Under La. C.C. art. 2747, an employer is generally at liberty to dismiss an employee at any time, for any reason, without incurring liability for the discharge. Quebedeaux v. Dow Chemical Company, 2001-2297 (La.6/21/02), 820 So.2d 542. Under a "fixed term" employment contract, however, the parties have agreed to be bound for a certain period during which the employee is not free to depart without assigning cause, nor is the employer at liberty to dismiss the employee without assigning any reason for so doing. Specifically, La. C.C. art. 2749 states:
If, without any serious ground of complaint, a man should send away a laborer whose services he has hired for a certain time, before that time has expired, he shall be bound to pay to such laborer the whole of the salaries which he would have been entitled to receive, had the full term of his services arrived.
As a prerequisite for claiming unpaid salaries for work that would have been performed in the future, employees must show that they have been hired for a definite period of time. Jackson v. East Baton Rouge Parish School Board, 393 So.2d 243 (La.App. 1 Cir.1980). Because there is a presumption that employment is *1185 "at will," the party relying on an alleged contract of employment for a "fixed term" has the burden of proving that there was a meeting of the minds on the length of time of employment. See Brodhead v. Board of Trustees for State Colleges and Universities, 588 So.2d 748 (La.App. 1st Cir.1991), writ denied, 590 So.2d 597 (La.1992).
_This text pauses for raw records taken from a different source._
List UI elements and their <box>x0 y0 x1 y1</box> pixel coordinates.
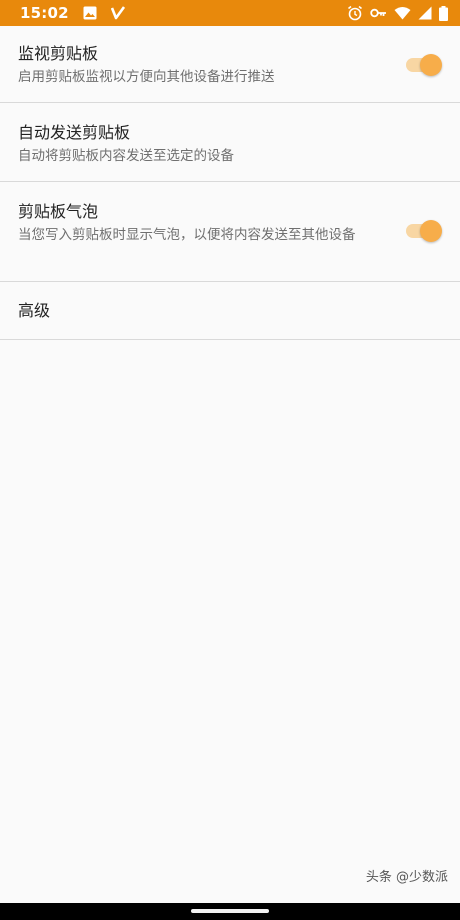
alarm-icon <box>347 5 363 21</box>
switch-thumb <box>420 220 442 242</box>
watermark: 头条 @少数派 <box>365 870 448 885</box>
key-icon <box>370 7 387 19</box>
switch-thumb <box>420 54 442 76</box>
battery-icon <box>439 5 448 21</box>
preference-list: 监视剪贴板 启用剪贴板监视以方便向其他设备进行推送 自动发送剪贴板 自动将剪贴板… <box>0 26 460 340</box>
pref-auto-send-clipboard[interactable]: 自动发送剪贴板 自动将剪贴板内容发送至选定的设备 <box>0 103 460 182</box>
monitor-clipboard-switch[interactable] <box>404 53 442 77</box>
status-time: 15:02 <box>20 4 69 22</box>
status-left: 15:02 <box>20 4 125 22</box>
pref-title: 监视剪贴板 <box>18 44 99 63</box>
pref-monitor-clipboard[interactable]: 监视剪贴板 启用剪贴板监视以方便向其他设备进行推送 <box>0 26 460 103</box>
pref-summary: 自动将剪贴板内容发送至选定的设备 <box>18 148 234 164</box>
pref-title: 自动发送剪贴板 <box>18 123 131 142</box>
pref-title: 剪贴板气泡 <box>18 202 99 221</box>
status-bar: 15:02 <box>0 0 460 26</box>
pref-summary: 当您写入剪贴板时显示气泡，以便将内容发送至其他设备 <box>18 227 356 243</box>
pref-advanced[interactable]: 高级 <box>0 282 460 340</box>
clipboard-bubble-switch[interactable] <box>404 219 442 243</box>
pref-title: 高级 <box>18 301 51 320</box>
pref-clipboard-bubble[interactable]: 剪贴板气泡 当您写入剪贴板时显示气泡，以便将内容发送至其他设备 <box>0 182 460 282</box>
v-check-icon <box>110 6 125 20</box>
signal-icon <box>418 6 432 20</box>
navigation-bar <box>0 903 460 920</box>
wifi-icon <box>394 6 411 20</box>
status-right <box>347 5 448 21</box>
home-gesture-handle[interactable] <box>191 909 269 913</box>
pref-summary: 启用剪贴板监视以方便向其他设备进行推送 <box>18 69 275 85</box>
image-icon <box>83 6 97 20</box>
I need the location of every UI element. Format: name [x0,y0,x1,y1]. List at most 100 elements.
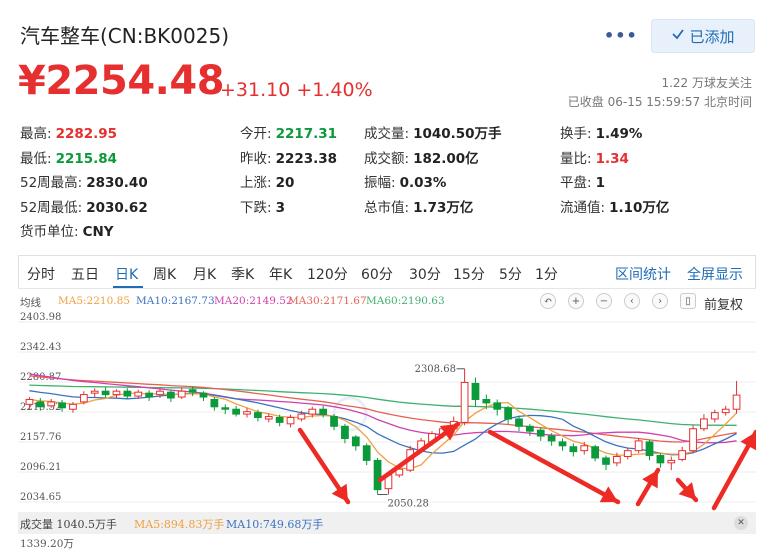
candle-up [90,390,99,394]
stat-item: 52周最低: 2030.62 [20,196,148,216]
candle-down [319,408,328,415]
stat-value: 1.49% [595,126,643,142]
candle-down [275,417,284,423]
tab-11[interactable]: 5分 [499,264,522,284]
close-icon[interactable]: ✕ [734,516,748,530]
candle-down [558,441,567,447]
stat-value: 3 [275,199,285,216]
y-axis-label: 2096.21 [20,462,61,473]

An action for "wrongful discharge" in an "at-will" employment relationship sounds in tort and as such is subject to the one-year prescriptive period for delictual actions provided for in La. C.C. art. 3492. See Jones v. Orleans Parish School Board, 688 F.2d 342 (5th Cir.1982), cert. denied, 461 U.S. 951, 103 S.Ct. 2420, 77 L.Ed.2d 1310 (1983); Young v. Martin Marietta Corporation, 701 F.Supp. 567 (E.D.La. 1988); Harris v. Gaylord Bag Company, 26,335 (La.App.2d Cir.12/7/94), 647 So.2d 542, writ denied, 95-0051 (La.3/17/95), 651 So.2d 268.
An action for compensation due under the unexpired term of a "fixed term" employment contract by a discharged employee is clearly one in contract. Employment for a fixed term carries with it the right of the employee to receive all wages or salary due under the contract except in those instances in which he is discharged for cause. Andrepont v. Lake Charles Harbor and Terminal District, 602 So.2d 704 (La.1992).